In the book Thirith uses to train both females and males in a sort of crash course on sexual health, the condom on the banana stunt is foregone for explicit pictures of sexually transmitted disease symptoms, both genders’ reproductive anatomy and different forms of contraceptives and how to use them.

“At school, I didn’t learn all this, because when I was at school, this topic was not integrated into the curriculum,” Thirith said.

Not much has changed. Though sexual health education has been a part of the national curriculum since 1998 when HIV/AIDs prevention was taught under the umbrella of health education, the subject is still rare in the classroom.

In upper secondary school (grades 10-12), sexual health education is often roped into biology, where cursory lectures limit information to physiognomy and anatomy.

But the majority of students drop out before even that rudimentary lecture, as only about 40 per cent of students finish grade nine.

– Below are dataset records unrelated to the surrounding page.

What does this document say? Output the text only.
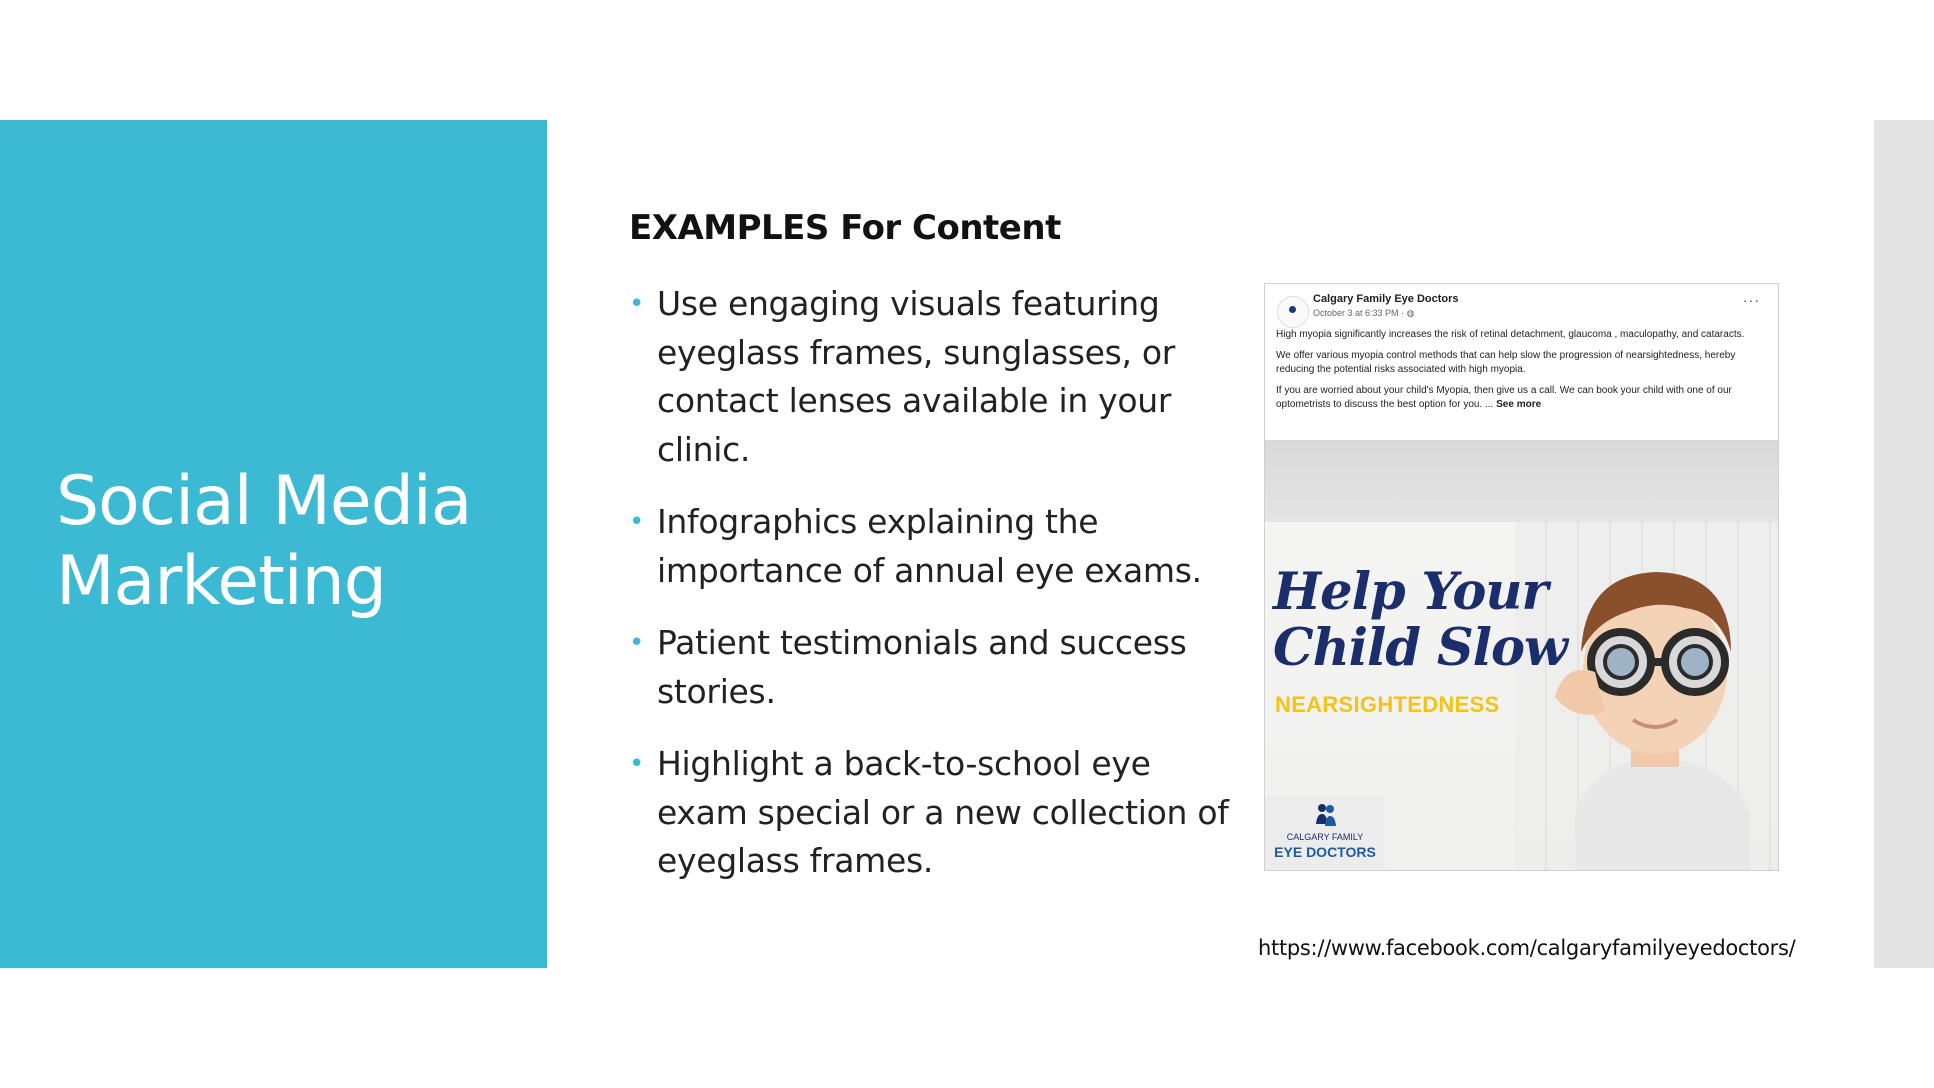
Social Media
Marketing
EXAMPLES For Content
• Use engaging visuals featuring eyeglass frames, sunglasses, or contact lenses available in your clinic.
• Infographics explaining the importance of annual eye exams.
• Patient testimonials and success stories.
• Highlight a back-to-school eye exam special or a new collection of eyeglass frames.
Calgary Family Eye Doctors
October 3 at 6:33 PM · ◍
···

High myopia significantly increases the risk of retinal detachment, glaucoma , maculopathy, and cataracts.

We offer various myopia control methods that can help slow the progression of nearsightedness, hereby reducing the potential risks associated with high myopia.

If you are worried about your child's Myopia, then give us a call. We can book your child with one of our optometrists to discuss the best option for you. ... See more

Help Your
Child Slow
NEARSIGHTEDNESS
CALGARY FAMILY
EYE DOCTORS
https://www.facebook.com/calgaryfamilyeyedoctors/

Earlier this month, the Ministry of Education, Youth and Sport unveiled a new comprehensive sexual and reproductive health curriculum for grades five through 11, but the majority of the kingdom’s three million students still do not have access to sexual and reproductive health classes in school – the new curriculum is only being implemented in five out of 24 provinces.

“According to data from the Ministry of Education, only one in three schools teach sexual and reproductive health. . . but it’s crucial for youth to know about this subject,” said Dr Kaing Sophal, program manager at ACTED.

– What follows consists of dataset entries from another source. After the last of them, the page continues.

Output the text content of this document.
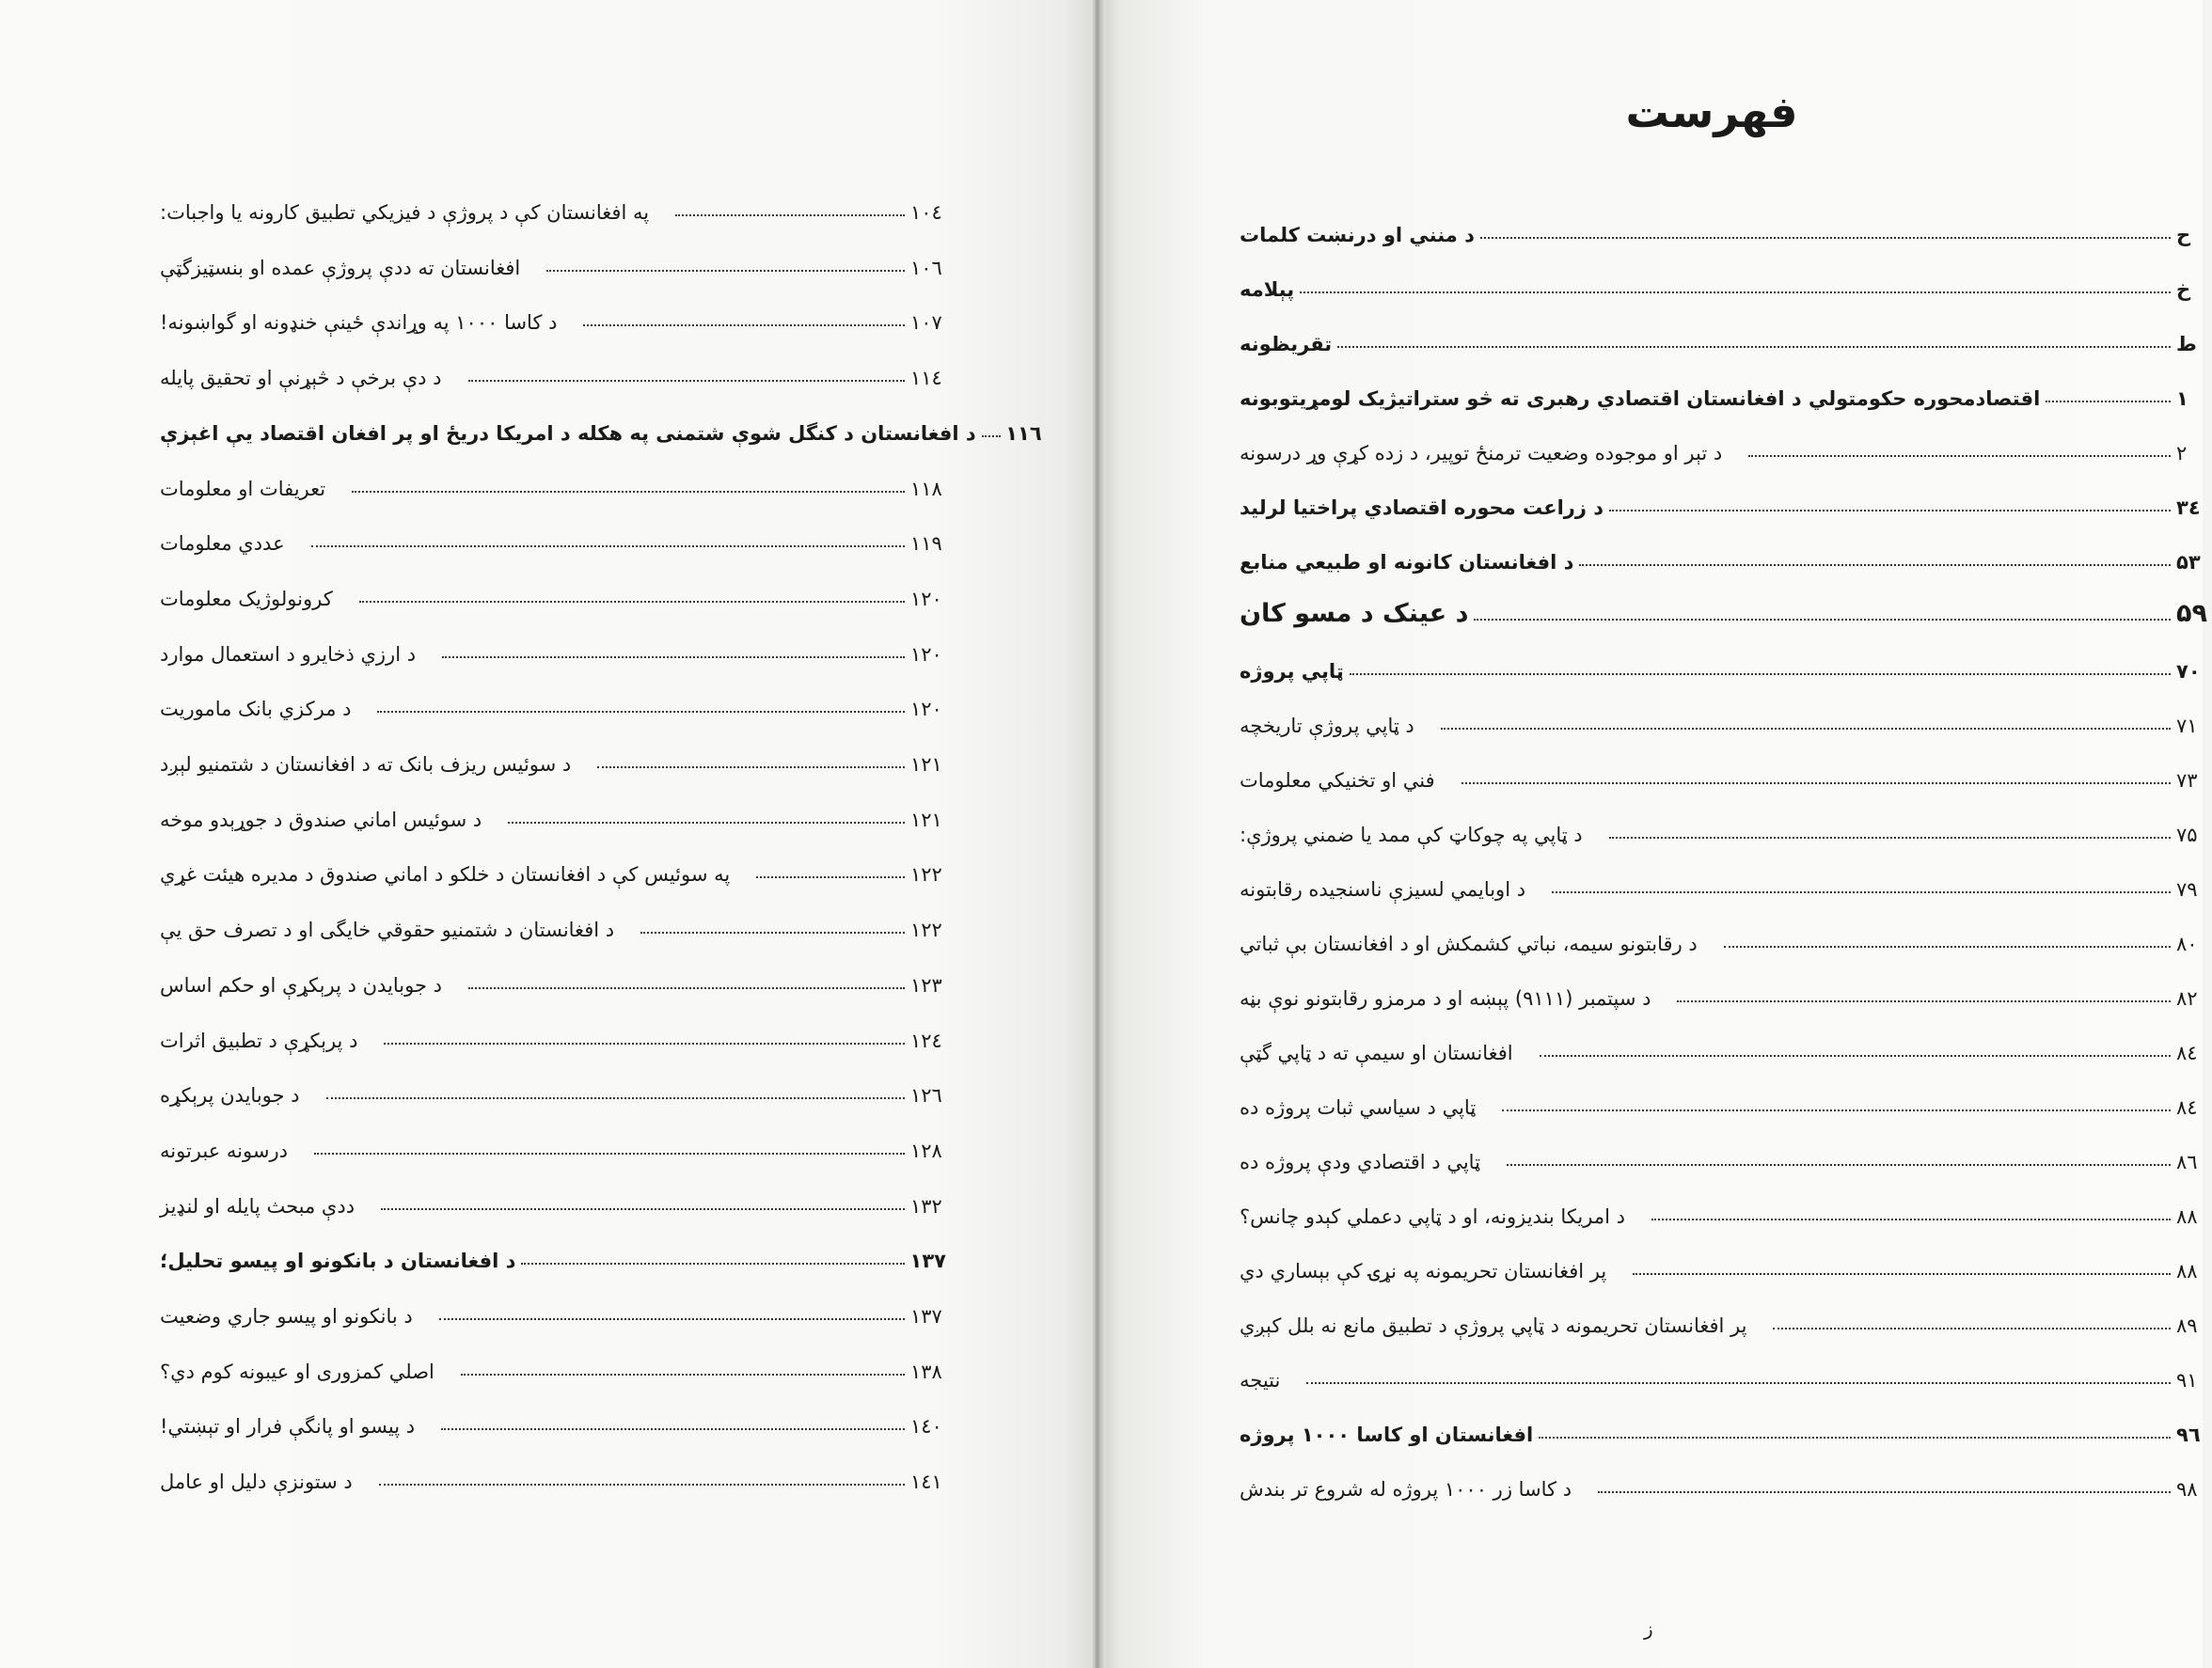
په افغانستان کې د پروژې د فيزيکي تطبيق کارونه يا واجبات:	۱۰٤
افغانستان ته ددې پروژې عمده او بنسټيزگټې	۱۰٦
د کاسا ۱۰۰۰ په وړاندې ځينې خنډونه او گواښونه!	۱۰۷
د دې برخې د څېړنې او تحقيق پايله	۱۱٤
د افغانستان د کنگل شوې شتمنی په هکله د امريکا دريځ او پر افغان اقتصاد يې اغېزې ۱۱٦
تعريفات او معلومات	۱۱۸
عددي معلومات	۱۱۹
کرونولوژيک معلومات	۱۲۰
د ارزي ذخايرو د استعمال موارد	۱۲۰
د مرکزي بانک ماموريت	۱۲۰
د سوئيس ريزف بانک ته د افغانستان د شتمنيو لېږد	۱۲۱
د سوئيس اماني صندوق د جوړېدو موخه	۱۲۱
په سوئيس کې د افغانستان د خلکو د اماني صندوق د مديره هيئت غړي	۱۲۲
د افغانستان د شتمنيو حقوقي خايگی او د تصرف حق يې	۱۲۲
د جوبايدن د پرېکړې او حکم اساس	۱۲۳
د پرېکړې د تطبيق اثرات	۱۲٤
د جوبايدن پرېکړه	۱۲٦
درسونه عبرتونه	۱۲۸
ددې مبحث پايله او لنډيز	۱۳۲
د افغانستان د بانکونو او پيسو تحليل؛	۱۳۷
د بانکونو او پيسو جاري وضعيت	۱۳۷
اصلي کمزوری او عيبونه کوم دي؟	۱۳۸
د پيسو او پانگې فرار او تېښتي!	۱٤۰
د ستونزې دليل او عامل	۱٤۱
د منني او درنښت کلمات	ح
پېلامه	خ
تقريظونه	ط
اقتصادمحوره حکومتولي د افغانستان اقتصادي رهبری ته څو ستراتيژيک لومړيتوبونه	۱
د تېر او موجوده وضعيت ترمنځ توپير، د زده کړې وړ درسونه	۲
د زراعت محوره اقتصادي پراختيا لرليد	۳٤
د افغانستان کانونه او طبيعي منابع	۵۳
د عينک د مسو کان	۵۹
ټاپي پروژه	۷۰
د ټاپي پروژې تاريخچه	۷۱
فني او تخنيکي معلومات	۷۳
د ټاپي په چوکاټ کې ممد يا ضمني پروژې:	۷۵
د اوبايمي لسيزې ناسنجيده رقابتونه	۷۹
د رقابتونو سيمه، نباتي کشمکش او د افغانستان بې ثباتي	۸۰
د سپتمبر (۹۱۱۱) پېښه او د مرمزو رقابتونو نوې بڼه	۸۲
افغانستان او سيمې ته د ټاپي گټې	۸٤
ټاپي د سياسي ثبات پروژه ده	۸٤
ټاپي د اقتصادي ودې پروژه ده	۸٦
د امريکا بنديزونه، او د ټاپي دعملي کېدو چانس؟	۸۸
پر افغانستان تحريمونه په نړۍ کې بېساري دي	۸۸
پر افغانستان تحريمونه د ټاپي پروژې د تطبيق مانع نه بلل کېږي	۸۹
نتيجه	۹۱
افغانستان او کاسا ۱۰۰۰ پروژه	۹٦
د کاسا زر ۱۰۰۰ پروژه له شروع تر بندش	۹۸
فهرست
ز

Though the Ministry of Education has dedicated 7.6 billion riel, ($1.9 million) to the development of sexual and reproductive health education and HIV/AIDS awareness, officials blame the limited implementation on a lack of funds.

“It’s a big challenge for the ministry. We have only a limited budget to print the new curriculum, and we need to train teachers in how to teach this subject,” Minister of Education, Youth and Sport Yung Kunthearith said.

It may not help that the new sexual health curriculum, which was developed in conjunction with UNESCO and UNFPA, will not be taught as its own subject but rather rolled in to an already packed school day. Further, the ministry advises that the more than 200-page manual, which is supposed to spread over two school years, be taught for just 11 hours each year.

“While the Ministry of Education’s sexual health curriculum has the potential to increase the quality and frequency of sexual health education throughout Cambodia, the success of this initiative is severely limited by the lack of implementation of the curriculum,” Nuon Sidara, SOGI program coordinator at the Cambodian Center for Human Rights, said.

”Without concrete efforts by the government – and specifically by the Ministry of Education – to ensure that teachers throughout the country are made aware of the curriculum and fully understand how to implement it in the classroom, it is unlikely that the curriculum will have any impact on the ground.”

But educators and NGO workers insist the government can overcome the challenges posed by the taboo subject.

“From a young age, [students] will experiment and find what they want to know about sex,” Van Dararithy, a sexual and reproductive health teacher in Phnom Penh, said.

“But I strongly believe we need to give them the knowledge to protect themselves from sexual violence and disease.”

Educators insist that implementing a successful sexual health curriculum has become doubly important in the wake of a United Nations report released last month that found shockingly high rates of sexual abuse, particularly among youth.

According to the report, one in five men in Cambodia has committed rape. Nearly 16 per cent committed the crime while under the age of 15 while more than half were younger than 20.

The study found a correlation between level of education and sexual violence.

“Men who had no high school education were 1.3 times more likely to use partner violence than those who had a high school education or more,” the report states.

Educators and officials say the classroom can be an integral first step in undermining unequal gender relations that contribute to sexual violence.

But so far the new curriculum isn’t promising any watershed moment.

“It’s just compulsory on paper, but in practice, it’s still not implemented,” ACTED’s Sophal said.